The trade deficit was the story in economic reports last week. After a surge in imports caused a contraction in Q1 GDP, the trade deficit rose to a record $140.5 billion, a 14% increase from the prior month. Pharmaceutical preparations posted their largest inflow level ever, while imports of capital goods and motor vehicles increased as companies tried to secure shipments before Liberation Day on April 2. The import surge is expected to normalize and not pose such an outsized effect on this quarter’s GDP figures.

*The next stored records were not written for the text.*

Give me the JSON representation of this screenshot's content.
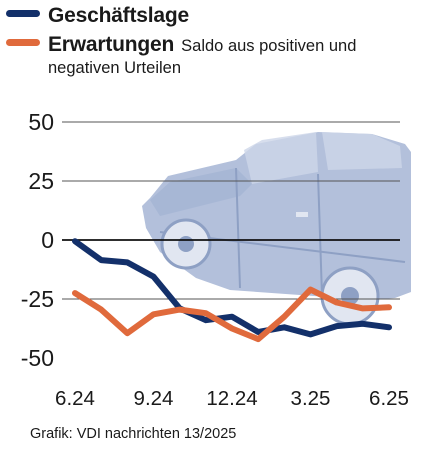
{
  "source": "Grafik: VDI nachrichten 13/2025",
  "colors": {
    "series_blue": "#13306a",
    "series_orange": "#e06a3c",
    "car": "#a9b7d3"
  },
  "chart_data": {
    "type": "line",
    "title": "",
    "xlabel": "",
    "ylabel": "",
    "ylim": [
      -50,
      50
    ],
    "yticks": [
      50,
      25,
      0,
      -25,
      -50
    ],
    "x_tick_labels": [
      "6.24",
      "9.24",
      "12.24",
      "3.25",
      "6.25"
    ],
    "x": [
      "6.24",
      "7.24",
      "8.24",
      "9.24",
      "10.24",
      "11.24",
      "12.24",
      "1.25",
      "2.25",
      "3.25",
      "4.25",
      "5.25",
      "6.25"
    ],
    "grid": "horizontal",
    "legend_position": "top-left",
    "series": [
      {
        "name": "Geschäftslage",
        "note": "",
        "color": "#13306a",
        "values": [
          -0.5,
          -8.5,
          -9.5,
          -15.5,
          -29,
          -34,
          -32.5,
          -39,
          -37,
          -40,
          -36.5,
          -35.5,
          -37
        ]
      },
      {
        "name": "Erwartungen",
        "note": "Saldo aus positiven und negativen Urteilen",
        "color": "#e06a3c",
        "values": [
          -22.5,
          -29.5,
          -39.5,
          -31.5,
          -29.5,
          -31,
          -37.5,
          -42,
          -32.5,
          -21,
          -26.5,
          -29,
          -28.5
        ]
      }
    ]
  }
}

Trade deals abound this week after President Trump signed a bilateral agreement with the United Kingdom and worked with China to announce a de-escalation in the trade war by a 115-basis point reduction in each side’s respective tariff levels against the other. As of this morning, equity markets have erased all the losses suffered since Liberation Day
KEY INDICATORS THIS WEEK
Jobless Claims – The labor market continued to show its resilience with another strong showing in jobless claims at 228,000, tracking its four-week moving average of 227,000.
Inflation Expectations – The NY Fed released its survey of 1-year inflation expectations showing respondents expect inflation to be at 3.63% a year from now, up from 3.58% last month and reflecting a trend in growing inflation expectations since the beginning of the year.
This Week – We get CPI and PPI, wage data, retail sales, housing data and University of Michigan survey data to wrap up the week.